Thanks to its deep learning algorithms, FakeApp recognizes the faces present in the videos and allows you to replace them with the faces of other people. Here’s how it works.
In recent days, there has been a lot of talk about FakeApp, an application written in Java that was born for fun but demonstrates how even videos can soon be easily manipulated.
FakeApp sets a real milestone because it demonstrates how using deep learning. It is possible to change a face depicted in a video by replacing it with another person’s face.
Videos are composed of frames, images that combined form a filmed sequence. What would happen if software or rather an artificial intelligence could recognize the face of the same person, replacing it with the images of another subject? That a person could be portrayed in poses in which he has never posed and perform actions that have never really been realized.

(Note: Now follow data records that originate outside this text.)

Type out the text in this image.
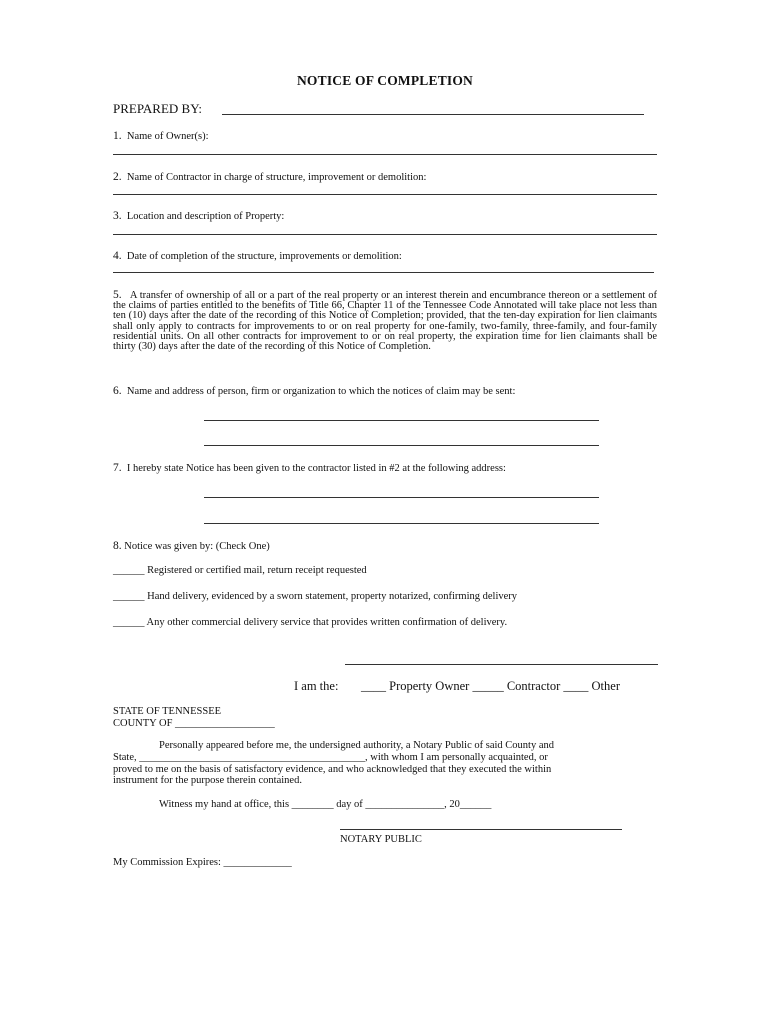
NOTICE OF COMPLETION
PREPARED BY:
1. Name of Owner(s):
2. Name of Contractor in charge of structure, improvement or demolition:
3. Location and description of Property:
4. Date of completion of the structure, improvements or demolition:
5. A transfer of ownership of all or a part of the real property or an interest therein and encumbrance thereon or a settlement of the claims of parties entitled to the benefits of Title 66, Chapter 11 of the Tennessee Code Annotated will take place not less than ten (10) days after the date of the recording of this Notice of Completion; provided, that the ten-day expiration for lien claimants shall only apply to contracts for improvements to or on real property for one-family, two-family, three-family, and four-family residential units. On all other contracts for improvement to or on real property, the expiration time for lien claimants shall be thirty (30) days after the date of the recording of this Notice of Completion.
6. Name and address of person, firm or organization to which the notices of claim may be sent:
7. I hereby state Notice has been given to the contractor listed in #2 at the following address:
8. Notice was given by: (Check One)
______ Registered or certified mail, return receipt requested
______ Hand delivery, evidenced by a sworn statement, property notarized, confirming delivery
______ Any other commercial delivery service that provides written confirmation of delivery.
I am the: ____ Property Owner _____ Contractor ____ Other
STATE OF TENNESSEE
COUNTY OF ___________________
Personally appeared before me, the undersigned authority, a Notary Public of said County and
State, ___________________________________________, with whom I am personally acquainted, or
proved to me on the basis of satisfactory evidence, and who acknowledged that they executed the within
instrument for the purpose therein contained.
Witness my hand at office, this ________ day of _______________, 20______
NOTARY PUBLIC
My Commission Expires: _____________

The beauty (or the ugly, depending on your point of view …) of FakeApp is that the program recognizes and replaces faces using medium-power hardware, such as the one that makes up PCs generally used by gamers.
Furthermore, the face’s images are dynamic and what you get is a surrogate for the original video, a fake version that – especially in the most successful creations – really seems to portray another person. The video that we propose below seems to portray the British actress Daisy Ridley. In reality, the body is not his: his face, with the various expressions, was superimposed on that of another subject using FakeApp.
To use FakeApp, currently hosted on MEGA servers, you need a PC equipped with an NVidia graphics card, CUDA 8.0 drivers, and the well-known FFmpeg software.
After having “trained” FakeApp by proposing the faces of the two subjects (the one present in the original video and the one to be replaced), the application will proceed with the “assembly” and production of the final video.
Of course, a lot of effort and patience is needed to get quality results, but the author of FakeApp has concretely demonstrated what can be done with his “creature.”
The keystone lies in choosing images “compatible” with the video on which you want to intervene.
Oriented gradient histogram: this is a mechanism used in computer vision and image processing for automatic object recognition. The technique counts the occurrences of the gradient orientation in localized portions of an image. In other words, it checks how the pixels in an image are arranged by examining their common characteristics.
By comparing the information collected with an image archive, it is possible to collect similar and comparable characteristics.
Using operations such as convolution and pooling, real milestones in applications for deep learning, the images are classified, and it is possible to select those that will allow obtaining the best result.
The mechanism is managed through autoencoders capable of encoding a representation of the images that can be used to compose the final video.
In the future, it will not be necessary to have a nose only for fake news, not only will you have to develop skills in recognizing photomontages (we talked about them in the same article on fake news ) but one will have to be increasingly critical and doubtful also concerning the reliability of the videos published on the net.
If FakeApp can produce truly amazing quality videos, imagine what can be achieved with more powerful hardware and above all by exploiting the power of shared resources on the cloud from various providers such as Google, Amazon, and Microsoft.